Stefania Nobile nel dicembre del 2001 era stata arrestata per associazione a delinquere finalizzata alla truffa e all’estorsione con la madre Wanna Marchi, in ragione della sua partecipazione societaria in Ascié S.r.l. e Anidene S.r.l., dell’attività televisiva e soprattutto di quella di coordinamento dei centralinisti che materialmente eseguivano le truffe.

Nel 2006 espresse il desiderio di entrare nel mondo del cinema pornografico, salvo poi rivelare poco dopo di aver preso in giro i giornalisti.

Il 4 marzo 2009 la Corte suprema di cassazione confermò in via definitiva la condanna a 9 anni e 4 mesi di Stefania Nobile. Nobile e la madre sono state condannate, nel mese di aprile 2010, anche per bancarotta fraudolenta per il fallimento della società Ascié.
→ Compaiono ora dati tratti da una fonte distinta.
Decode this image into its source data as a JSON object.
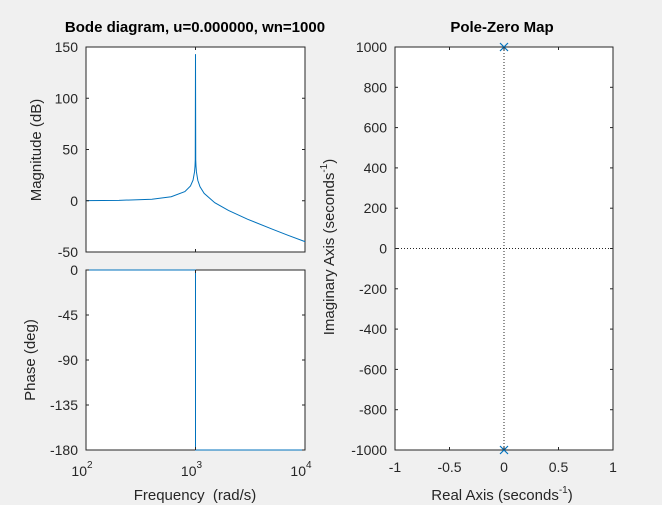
{
  "colors": {
    "series": "#0072bd",
    "axis": "#262626",
    "background": "#f0f0f0"
  },
  "chart_data": [
    {
      "type": "line",
      "panel": "bode-magnitude",
      "title": "Bode diagram, u=0.000000, wn=1000",
      "ylabel": "Magnitude (dB)",
      "xscale": "log",
      "xlim": [
        100,
        10000
      ],
      "ylim": [
        -50,
        150
      ],
      "yticks": [
        "150",
        "100",
        "50",
        "0",
        "-50"
      ],
      "x": [
        100,
        200,
        400,
        600,
        800,
        900,
        950,
        980,
        990,
        995,
        1000,
        1005,
        1010,
        1020,
        1050,
        1100,
        1200,
        1500,
        2000,
        3000,
        5000,
        7000,
        10000
      ],
      "values": [
        0.1,
        0.4,
        1.5,
        3.9,
        8.9,
        14.4,
        20.2,
        28.2,
        34.0,
        40.0,
        143,
        40.0,
        34.0,
        28.1,
        19.9,
        13.6,
        7.2,
        -1.9,
        -9.5,
        -18.1,
        -27.6,
        -33.7,
        -39.9
      ]
    },
    {
      "type": "line",
      "panel": "bode-phase",
      "xlabel": "Frequency  (rad/s)",
      "ylabel": "Phase (deg)",
      "xscale": "log",
      "xlim": [
        100,
        10000
      ],
      "ylim": [
        -180,
        0
      ],
      "xticks": [
        {
          "base": "10",
          "exp": "2"
        },
        {
          "base": "10",
          "exp": "3"
        },
        {
          "base": "10",
          "exp": "4"
        }
      ],
      "yticks": [
        "0",
        "-45",
        "-90",
        "-135",
        "-180"
      ],
      "x": [
        100,
        999.9,
        1000,
        1000.1,
        10000
      ],
      "values": [
        0,
        0,
        -90,
        -180,
        -180
      ]
    },
    {
      "type": "scatter",
      "panel": "pole-zero-map",
      "title": "Pole-Zero Map",
      "xlabel": {
        "text": "Real Axis (seconds",
        "sup": "-1",
        "close": ")"
      },
      "ylabel": {
        "text": "Imaginary Axis (seconds",
        "sup": "-1",
        "close": ")"
      },
      "xlim": [
        -1,
        1
      ],
      "ylim": [
        -1000,
        1000
      ],
      "xticks": [
        "-1",
        "-0.5",
        "0",
        "0.5",
        "1"
      ],
      "yticks": [
        "1000",
        "800",
        "600",
        "400",
        "200",
        "0",
        "-200",
        "-400",
        "-600",
        "-800",
        "-1000"
      ],
      "poles": [
        {
          "real": 0,
          "imag": 1000
        },
        {
          "real": 0,
          "imag": -1000
        }
      ],
      "marker": "x"
    }
  ]
}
Dopo aver trascorso un anno di carcerazione preventiva, per rischio di fuga, Nobile aveva tentato di lanciare un videoblog con annesso un e-commerce, ma senza successo.

Conosce poi l’imprenditore Davide Lacerenza, che diventa il suo fidanzato e la assume come dipendente presso il ristorante “La Malmaison” e successivamente nel locale “La Gintoneria di Davide” a Milano. Ora il nuovo arresto.